Sports is big business, which means it’s fertile ground for big data

Sectors | Sports   |   
Published March 8, 2014   |   
Derrick Harris

While there’s no real gauge for how strong an idea can be, a decision by Booz Allen Hamilton to build a practice around that idea might be a good indicator of longevity. That is good news for the sports world, or at least the companies that want to cash in on it by catering to owners’ desires to win and leagues’ desires to attract more fans. Because the mega-consultant to the U.S. government and the world’s largest companies now thinks it can make money applying its knowledge of data science to the world of professional sports.

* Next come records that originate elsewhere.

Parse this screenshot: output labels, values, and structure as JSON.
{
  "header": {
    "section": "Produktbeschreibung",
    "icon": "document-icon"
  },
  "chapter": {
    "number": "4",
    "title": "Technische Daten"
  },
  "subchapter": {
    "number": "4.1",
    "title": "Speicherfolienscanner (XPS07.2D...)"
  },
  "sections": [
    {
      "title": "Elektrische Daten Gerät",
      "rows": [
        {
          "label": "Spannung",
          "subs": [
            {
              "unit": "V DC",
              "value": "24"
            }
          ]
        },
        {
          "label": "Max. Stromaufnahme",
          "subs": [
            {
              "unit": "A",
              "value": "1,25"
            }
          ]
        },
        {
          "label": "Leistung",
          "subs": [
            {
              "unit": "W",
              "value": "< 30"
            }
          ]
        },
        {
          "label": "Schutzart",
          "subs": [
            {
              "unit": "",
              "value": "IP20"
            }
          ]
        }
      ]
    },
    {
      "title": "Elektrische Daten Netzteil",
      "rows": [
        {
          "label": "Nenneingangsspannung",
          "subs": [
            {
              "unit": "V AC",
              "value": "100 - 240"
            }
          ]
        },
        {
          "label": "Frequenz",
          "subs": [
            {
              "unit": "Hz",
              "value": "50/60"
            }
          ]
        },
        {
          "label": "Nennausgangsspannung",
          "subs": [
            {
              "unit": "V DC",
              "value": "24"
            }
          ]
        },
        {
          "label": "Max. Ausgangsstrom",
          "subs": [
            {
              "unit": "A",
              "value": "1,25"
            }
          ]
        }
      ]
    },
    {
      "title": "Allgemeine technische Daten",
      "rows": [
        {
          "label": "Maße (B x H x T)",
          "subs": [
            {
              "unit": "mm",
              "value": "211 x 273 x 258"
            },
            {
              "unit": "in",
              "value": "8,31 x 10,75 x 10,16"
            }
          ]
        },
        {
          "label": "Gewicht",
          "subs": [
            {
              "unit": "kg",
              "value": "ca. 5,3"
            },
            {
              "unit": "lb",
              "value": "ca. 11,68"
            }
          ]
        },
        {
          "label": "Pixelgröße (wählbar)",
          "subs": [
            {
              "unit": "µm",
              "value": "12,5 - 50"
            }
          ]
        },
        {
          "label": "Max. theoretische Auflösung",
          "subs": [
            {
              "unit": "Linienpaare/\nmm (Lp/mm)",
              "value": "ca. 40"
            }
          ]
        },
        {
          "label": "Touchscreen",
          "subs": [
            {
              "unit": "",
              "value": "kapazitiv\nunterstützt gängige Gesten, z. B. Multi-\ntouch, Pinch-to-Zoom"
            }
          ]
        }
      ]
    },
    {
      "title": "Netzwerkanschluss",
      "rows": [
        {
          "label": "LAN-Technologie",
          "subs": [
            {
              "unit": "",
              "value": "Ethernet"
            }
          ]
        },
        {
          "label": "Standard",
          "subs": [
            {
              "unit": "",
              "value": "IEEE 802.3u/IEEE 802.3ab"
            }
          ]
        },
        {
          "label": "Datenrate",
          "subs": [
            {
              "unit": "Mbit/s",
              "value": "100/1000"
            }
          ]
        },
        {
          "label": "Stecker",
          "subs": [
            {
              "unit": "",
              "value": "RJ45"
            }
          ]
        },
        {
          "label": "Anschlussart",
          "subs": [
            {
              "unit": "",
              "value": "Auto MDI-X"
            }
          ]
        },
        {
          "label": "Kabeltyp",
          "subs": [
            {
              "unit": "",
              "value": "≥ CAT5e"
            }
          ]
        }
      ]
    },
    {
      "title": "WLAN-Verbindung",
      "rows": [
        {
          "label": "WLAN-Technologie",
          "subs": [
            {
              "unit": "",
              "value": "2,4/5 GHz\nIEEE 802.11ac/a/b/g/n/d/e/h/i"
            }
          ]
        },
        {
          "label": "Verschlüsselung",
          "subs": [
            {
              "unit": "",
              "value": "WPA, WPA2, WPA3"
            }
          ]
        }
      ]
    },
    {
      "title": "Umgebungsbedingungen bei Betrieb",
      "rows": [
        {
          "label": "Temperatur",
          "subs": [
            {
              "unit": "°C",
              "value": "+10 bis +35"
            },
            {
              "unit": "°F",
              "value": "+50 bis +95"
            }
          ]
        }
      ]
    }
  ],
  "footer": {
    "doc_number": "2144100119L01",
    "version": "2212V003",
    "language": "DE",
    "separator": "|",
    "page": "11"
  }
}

We’re not talking about Moneyball, either. Rather than analyzing player statistics to try fielding the best team at the lowest cost — something that’s all but common practice at this point — Booz Allen wants to help teams (and potentially their fans) understand what’s happening on the field. That means analyzing everything from who’s where on a basketball court to how hard a football player just got hit, to help figure out how it affects outcomes and injuries.

Granted, it’s more of an experiment right now than a full-fledged business line, but Booz Allen does see a future in sports. “We don’t have any [public sports] big data engagements that we’re actively working against right now,” said Ray Hensberger, a senior associate in the company’s Strategic Innovation Group, where the idea blossomed as an internal R&D project around trying to predict the next pitch in a baseball game. But the company is making connections and he’s confident it will attract a lot of clients.